Entering a complex and opaque environment like a human or animal body, light trajectory is deviated by all the components it finds on its way. For this reason, only a small fraction of light waves propagating inside biological tissues can actually reach the desired target, while the majority is scattered and randomly diffused. This multiple wave scattering hinders most applications of optical imaging for deep biological samples. IBS scientists found a strategy to maximize the intensity of waves that interact with the target over the waves that do not, which depends on the time it takes for the waves to travel to the target and be reflected back.

After having verified that theoretical predictions and experiments matched, IBS scientists applied the technique to a 340 μm-thick young mouse skull. They placed either one or ten silver disks below the skull as targets, and immersed them in a biological serum that simulates conditions of living tissue. The new technique, which registers only the waves that reached the target, worked better than collective accumulation of single scattering (CASS) microscopy.

"Optical imaging can generally work at the depth of 1 transport mean free path; roughly 1 mm of biological tissue. Our technique goes deeper into tissue, at nearly twice the depth," details Seungwon Jeong.
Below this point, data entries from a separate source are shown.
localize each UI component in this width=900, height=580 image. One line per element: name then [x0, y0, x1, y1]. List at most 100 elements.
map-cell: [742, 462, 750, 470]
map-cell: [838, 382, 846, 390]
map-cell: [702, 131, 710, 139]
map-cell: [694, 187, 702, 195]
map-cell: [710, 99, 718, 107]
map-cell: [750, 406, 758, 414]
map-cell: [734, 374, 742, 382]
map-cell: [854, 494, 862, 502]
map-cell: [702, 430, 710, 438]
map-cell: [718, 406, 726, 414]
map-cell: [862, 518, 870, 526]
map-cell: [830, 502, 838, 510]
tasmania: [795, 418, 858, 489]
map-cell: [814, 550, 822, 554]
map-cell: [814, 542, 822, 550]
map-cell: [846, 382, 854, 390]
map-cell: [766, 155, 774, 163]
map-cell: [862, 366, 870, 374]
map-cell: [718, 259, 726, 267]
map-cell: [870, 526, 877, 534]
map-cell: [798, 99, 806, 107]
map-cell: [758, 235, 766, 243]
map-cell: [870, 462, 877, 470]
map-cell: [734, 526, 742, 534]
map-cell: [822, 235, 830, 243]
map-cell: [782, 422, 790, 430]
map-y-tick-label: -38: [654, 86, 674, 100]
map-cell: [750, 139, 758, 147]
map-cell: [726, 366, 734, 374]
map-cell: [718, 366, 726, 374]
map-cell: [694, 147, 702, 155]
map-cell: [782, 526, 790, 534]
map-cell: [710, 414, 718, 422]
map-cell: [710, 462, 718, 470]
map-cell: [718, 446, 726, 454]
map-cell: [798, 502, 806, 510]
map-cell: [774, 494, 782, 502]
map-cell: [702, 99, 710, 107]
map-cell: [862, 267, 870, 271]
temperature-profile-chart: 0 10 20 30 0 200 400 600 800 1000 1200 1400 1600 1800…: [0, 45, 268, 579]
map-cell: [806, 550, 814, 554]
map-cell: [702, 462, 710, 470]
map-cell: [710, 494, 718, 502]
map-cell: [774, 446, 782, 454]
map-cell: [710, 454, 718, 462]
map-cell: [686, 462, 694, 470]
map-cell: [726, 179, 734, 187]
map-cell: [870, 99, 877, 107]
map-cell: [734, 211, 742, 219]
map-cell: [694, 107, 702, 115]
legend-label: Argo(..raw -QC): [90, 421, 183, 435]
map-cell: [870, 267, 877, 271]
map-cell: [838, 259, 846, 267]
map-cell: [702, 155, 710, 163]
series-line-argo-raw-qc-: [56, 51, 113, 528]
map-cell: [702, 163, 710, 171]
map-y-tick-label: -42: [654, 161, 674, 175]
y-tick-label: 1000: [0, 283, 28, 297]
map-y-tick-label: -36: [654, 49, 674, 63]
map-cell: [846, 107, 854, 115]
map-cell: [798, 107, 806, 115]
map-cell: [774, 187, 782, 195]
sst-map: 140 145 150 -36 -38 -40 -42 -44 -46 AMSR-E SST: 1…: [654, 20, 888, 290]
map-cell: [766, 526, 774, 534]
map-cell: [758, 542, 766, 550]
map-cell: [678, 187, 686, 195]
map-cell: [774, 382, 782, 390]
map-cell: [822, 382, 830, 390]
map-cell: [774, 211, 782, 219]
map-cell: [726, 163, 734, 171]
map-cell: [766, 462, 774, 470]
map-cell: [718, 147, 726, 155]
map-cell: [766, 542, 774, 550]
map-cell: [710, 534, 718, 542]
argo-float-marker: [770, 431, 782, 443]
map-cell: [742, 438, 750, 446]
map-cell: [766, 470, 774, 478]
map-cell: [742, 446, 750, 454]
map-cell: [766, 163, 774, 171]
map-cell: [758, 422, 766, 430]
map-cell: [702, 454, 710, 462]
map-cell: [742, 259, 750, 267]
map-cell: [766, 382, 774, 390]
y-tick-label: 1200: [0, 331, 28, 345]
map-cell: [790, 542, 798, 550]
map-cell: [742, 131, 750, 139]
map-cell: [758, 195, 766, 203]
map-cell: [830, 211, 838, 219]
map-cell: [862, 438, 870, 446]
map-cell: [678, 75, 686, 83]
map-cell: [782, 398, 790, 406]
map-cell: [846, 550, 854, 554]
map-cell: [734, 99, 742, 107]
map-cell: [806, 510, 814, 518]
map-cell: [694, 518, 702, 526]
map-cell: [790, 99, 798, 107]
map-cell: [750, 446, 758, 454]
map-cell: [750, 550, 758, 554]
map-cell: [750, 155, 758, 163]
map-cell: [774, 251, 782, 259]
While previous studies have looked at targets outside of the opaque environments, this study took it much further by placing the target in biological fluids. The target needs to reflect light more efficiently than its surroundings. For example, the scientists suggest that the technique could be used to visualize myelin, the lipid layer that wraps neurons and guarantees fast transmission of electrical signals, because it has a larger refractive index than the neurons it surrounds. The team hopes to apply this method to the nerve cells, bone marrow, and brain tissue of living animals and humans.